Cahier critique 12/05/2017

"Une histoire de France" de Sébastien Bailly

#electionpresidentielle

Parmi les raisons qui font que le cinéma de Sébastien Bailly se révèle, de film en film, passionnant, il se profile une constance à se confronter au réel dans ce qu’il a de plus délicat à saisir au cinéma, à savoir l’époque précisément jalonnée d’un point de vue politique ou symbolique. Ce fut l’élément, polémique s’il en est, du voile islamique à travers Où je mets ma pudeur, son précédent court métrage ; c’est cette fois la présidence de François Hollande au lendemain des attentats de janvier 2015. L’ambition de toucher à la psyché du pays à un moment donné de son histoire est donc revendiquée dans la démarche, dès l’écriture, et l’écueil de la démonstration est à nouveau écarté, grâce à un récit reposant sur plusieurs strates narratives dont l’épaisseur permet de répondre aux promesses d’un titre programmatique.

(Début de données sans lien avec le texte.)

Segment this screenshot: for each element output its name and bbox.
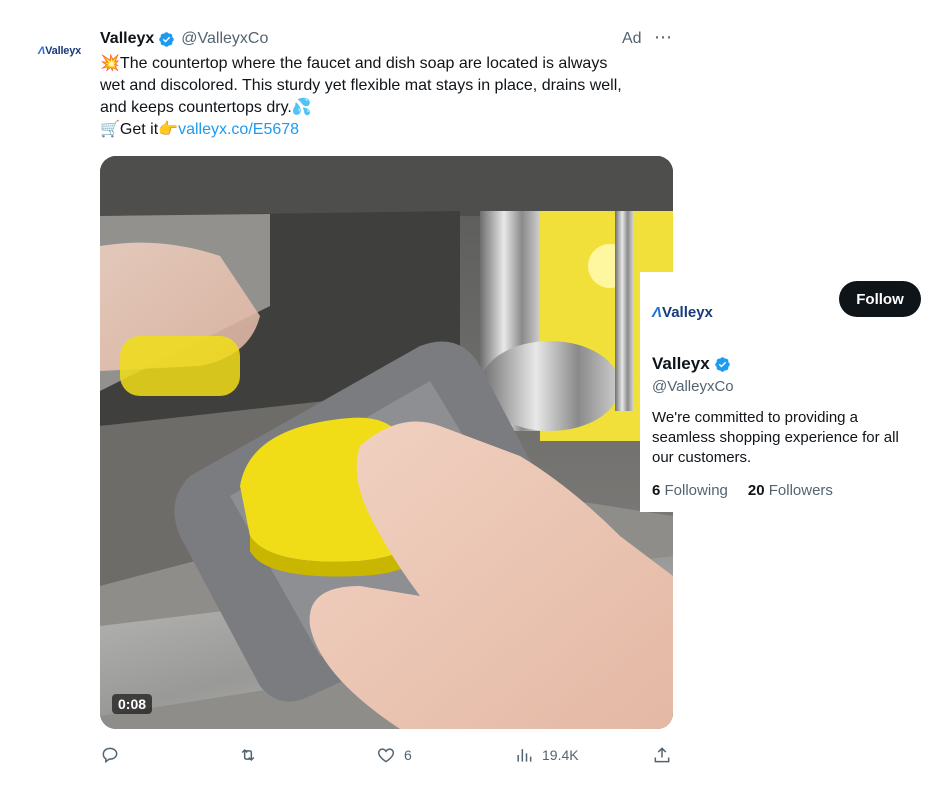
verified-badge-icon — [159, 31, 175, 47]
follow-button[interactable]: Follow — [839, 281, 921, 317]
following-link[interactable]: 6 Following — [652, 482, 728, 499]
followers-count: 20 — [747, 482, 765, 499]
author-avatar[interactable]: Λ Valleyx — [38, 40, 90, 62]
following-count: 6 — [652, 482, 661, 499]
valleyx-logo-mark: Λ — [652, 304, 663, 321]
cta-text: 🛒Get it👉 — [100, 121, 179, 138]
hovercard-stats: 6 Following 20 Followers — [652, 482, 833, 499]
hovercard-logo-text: Valleyx — [662, 304, 713, 321]
followers-label: Followers — [768, 482, 833, 499]
heart-icon — [377, 748, 395, 763]
hovercard-avatar[interactable]: ΛValleyx — [652, 304, 713, 321]
video-frame — [100, 156, 673, 729]
product-link[interactable]: valleyx.co/E5678 — [178, 121, 299, 138]
cta-line: 🛒Get it👉valleyx.co/E5678 — [100, 119, 675, 141]
profile-hovercard: ΛValleyx Follow Valleyx @ValleyxCo We're… — [640, 272, 940, 512]
tweet-text: 💥The countertop where the faucet and dis… — [100, 53, 675, 141]
reply-button[interactable] — [100, 745, 120, 765]
retweet-button[interactable] — [238, 745, 258, 765]
hovercard-handle[interactable]: @ValleyxCo — [652, 378, 734, 395]
tweet-text-line: wet and discolored. This sturdy yet flex… — [100, 77, 622, 94]
share-button[interactable] — [652, 745, 672, 765]
views-button[interactable]: 19.4K — [514, 745, 579, 765]
tweet-header: Valleyx @ValleyxCo — [100, 28, 268, 50]
tweet-text-line: and keeps countertops dry.💦 — [100, 99, 312, 116]
like-button[interactable]: 6 — [376, 745, 412, 765]
tweet-actions: 6 19.4K — [100, 745, 675, 769]
tweet-text-line: 💥The countertop where the faucet and dis… — [100, 55, 608, 72]
author-name[interactable]: Valleyx — [100, 30, 154, 48]
like-count: 6 — [404, 747, 412, 763]
more-horizontal-icon[interactable]: ⋯ — [654, 27, 673, 48]
reply-icon — [102, 747, 118, 764]
followers-link[interactable]: 20 Followers — [748, 482, 833, 499]
views-chart-icon — [517, 749, 532, 762]
hovercard-name[interactable]: Valleyx — [652, 354, 710, 374]
video-duration: 0:08 — [112, 694, 153, 714]
following-label: Following — [664, 482, 728, 499]
valleyx-logo-mark: Λ — [38, 45, 46, 57]
ad-label: Ad — [622, 30, 642, 47]
author-handle[interactable]: @ValleyxCo — [181, 30, 268, 48]
avatar-logo-text: Valleyx — [45, 45, 82, 57]
verified-badge-icon — [714, 356, 730, 372]
video-player[interactable] — [100, 156, 673, 729]
views-count: 19.4K — [542, 747, 579, 763]
share-icon — [654, 747, 670, 763]
hovercard-name-row: Valleyx — [652, 354, 731, 374]
hovercard-bio: We're committed to providing a seamless … — [652, 409, 899, 466]
retweet-icon — [241, 748, 255, 762]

La richesse de la fiction s’enracine, en effet, dans la convergence de plusieurs histoires de France : celle d’une ville de province en particulier, Tulle, dont la célébrité contemporaine tient à son statut de fief électoral de deux présidents de la République, Chirac et Hollande ; celle du passé, puisque la préfecture corrézienne fut martyrisée au printemps 1944 par le passage de l’effroyable division Das Reich ; celle d’une industrie et d’un artisanat jadis florissants, et aujourd’hui relégués aux vitrines des musées. À la croisée de ces pistes potentielles se tiennent deux jeunes femmes, Delphine la Française et Charlotte l’Allemande. La première évolue dans les arcanes de la politique locale, s’occupant de la presse, donc d’un éventuel cliché du Président que prendrait, dans son ancien bureau municipal, la seconde, venue plutôt pour photographier la réalité de la paisible cité endormie. Charlotte découvrira, hors du programme balisé, le champ des martyrs et le spectre du massacre de juin. Sa réalité éludée, aussi, à savoir l’entente des notables de la ville avec les SS pour sacrifier les plus faibles, pauvres ou marginaux.

L’amour charnel entre les deux femmes sera aussi au bout de la nuit et cet autre voyage est filmé dans un mélange de crudité et de tendresse donnant un surcroît de force à une fiction affranchie, qui en dit beaucoup sur ce qui est glissé sous le tapis d’une nation frileuse et désabusée, à l’approche d’une échéance électorale de tous les dangers.

Christophe Chauville

Article paru dans Bref n°117, 2015.

Réalisation et scénario : Sébastien Bailly. Image : Pascale Marin et Nicolas Voisin. Montage : Cécile Frey. Son : Marie-Clotilde Chéry, Mariette Mathieu-Goudier, Alexandre Hecker et Benjamin Viau. Musique originale : Laurent Levesque. Interprétation : Anne Steffens, Friedelise Stutte, Julien Cheminade, Thierry Chenavaud et Bernard Jacques. Production : La Mer à boire Productions et Ostinato Production.